Other WNBA players who were competing in Ukraine have already been evacuated, according to the league.

‘The few WNBA players who were competing this off-season in Ukraine are no longer in the country,’ read the league’s statement to Sports Illustrated. ‘The league has also been in contact with WNBA players who are in Russia, either directly or through their agents.’

The WNBA players’ union is also monitoring the situation.

‘We have been in constant communication with our members and their representatives for several weeks, and we’ll continue to stay abreast of current events,’ the union said in a statement last week. ‘We are the union for the 144 all year round, and their safety is the highest concern.

‘We shared information and advisories from credible news sources and urged them to make a plan that included connecting with embassies/consulates and the US State Department’s SMART traveler program.’

Much of the WNBA plays in Europe during the winter and springtime before the American women’s pro basketball season begins in early May.

Furthermore, former NBA player Shabazz Napier has reportedly left Saint Petersburg’s BC Zenit. Napier is a former NCAA champion at Connecticut who played for the NBA’s Miami Heat and Washington Wizards, among other teams.

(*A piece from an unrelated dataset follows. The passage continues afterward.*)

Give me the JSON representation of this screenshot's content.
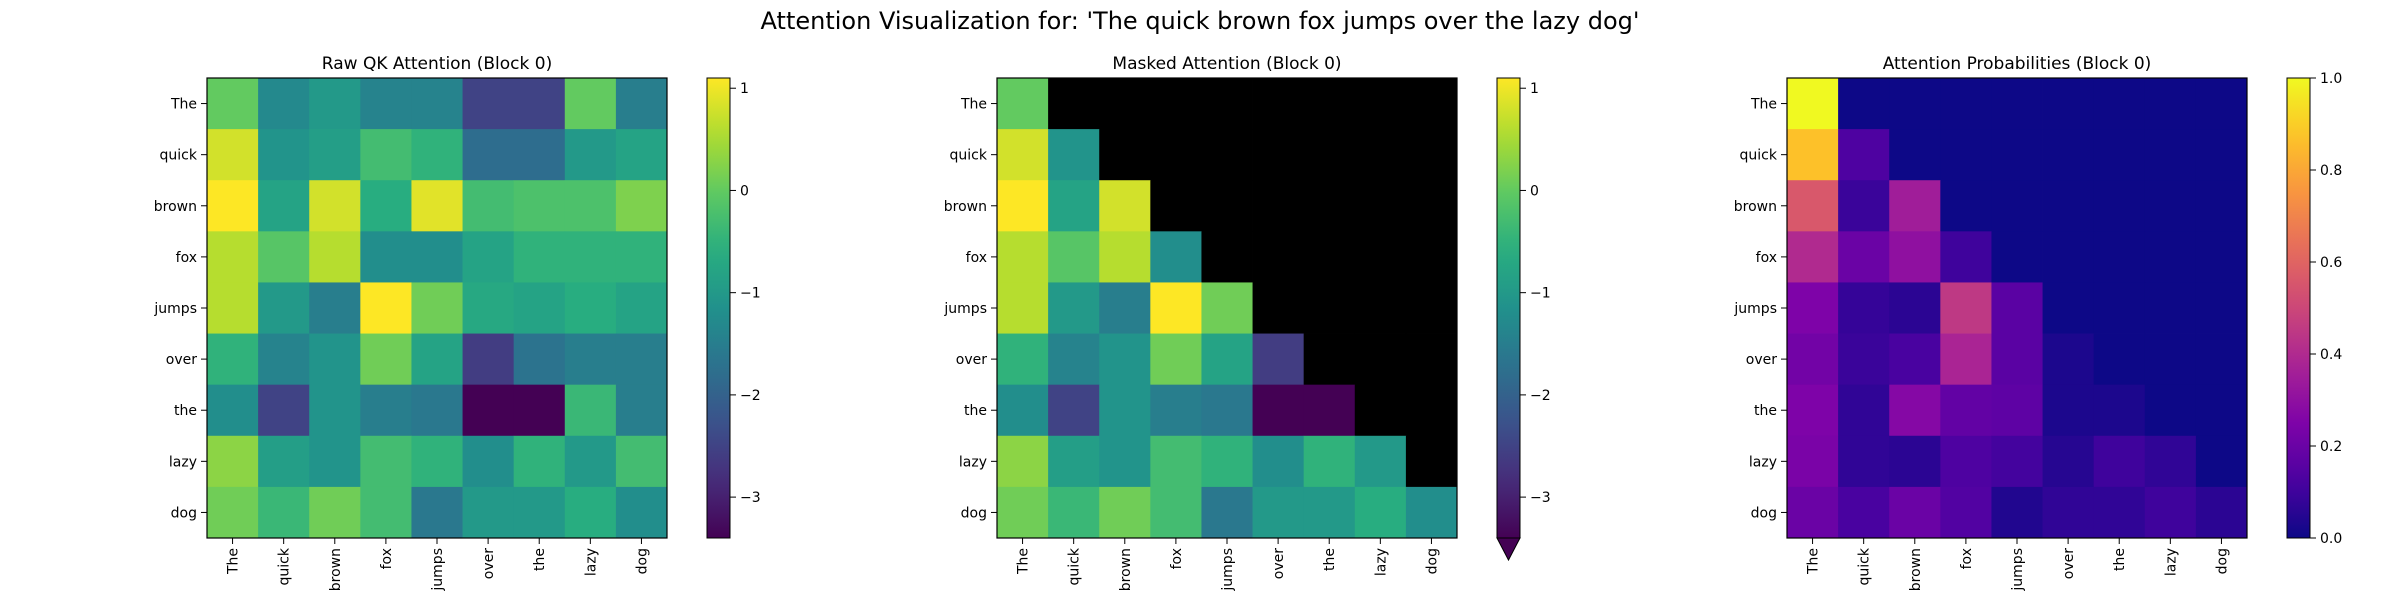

However, other Americans, such as former Kentucky star Alex Poythress, have remained in Russia’s VTB United League during the conflict. 

Poythress’s agents did not immediately respond to DailyMail.com’s request for comment on his immediate future. The former NBA player with the Atlanta Hawks and Indiana Pacers recently took part in the VTB United League’s All-Star festivities, including the dunk contest.

Meanwhile Mindaugas Kuzminskas, a former NBA player from Lithuania, has also left BC Zenit, according to multiple reports. Kuzminskas, as well as several other Lithuanian players, have reportedly abandoned their Russian clubs due to their native country’s opposition to the invasion.

Those Americans who did manage to flee Ukraine, many of whom left a month earlier, have remained focused on the conflict facing their teammates.

Ariel Atkins, a Washington Mystics guard who plays for Ukraine’s BC Prometey, shared photos on Instagram of herself and Ukrainian teammates draped in the country’s flag.

‘Can’t even put into words how proud I am of my Ukrainian teammates for drying up their tears and giving their best tonight,’ wrote Atkins, who fled Ukraine in January. ‘A big part of me is angry of what’s happening in the world. Please be aware of what’s happening in the world and educate yourself on the effects of a potential war and in this case actual war. Because if you think this is only going to effect Ukraine, think again.’

Joyner Holmes, another American playing for BC Prometey, wrote on Instagram that it ‘has been so tough for all of us.’

‘They’re our friends, they’re our teammates, they’re our coaches,’ Holmes told Sports Illustrated. ‘And they have no homes to go to right now.’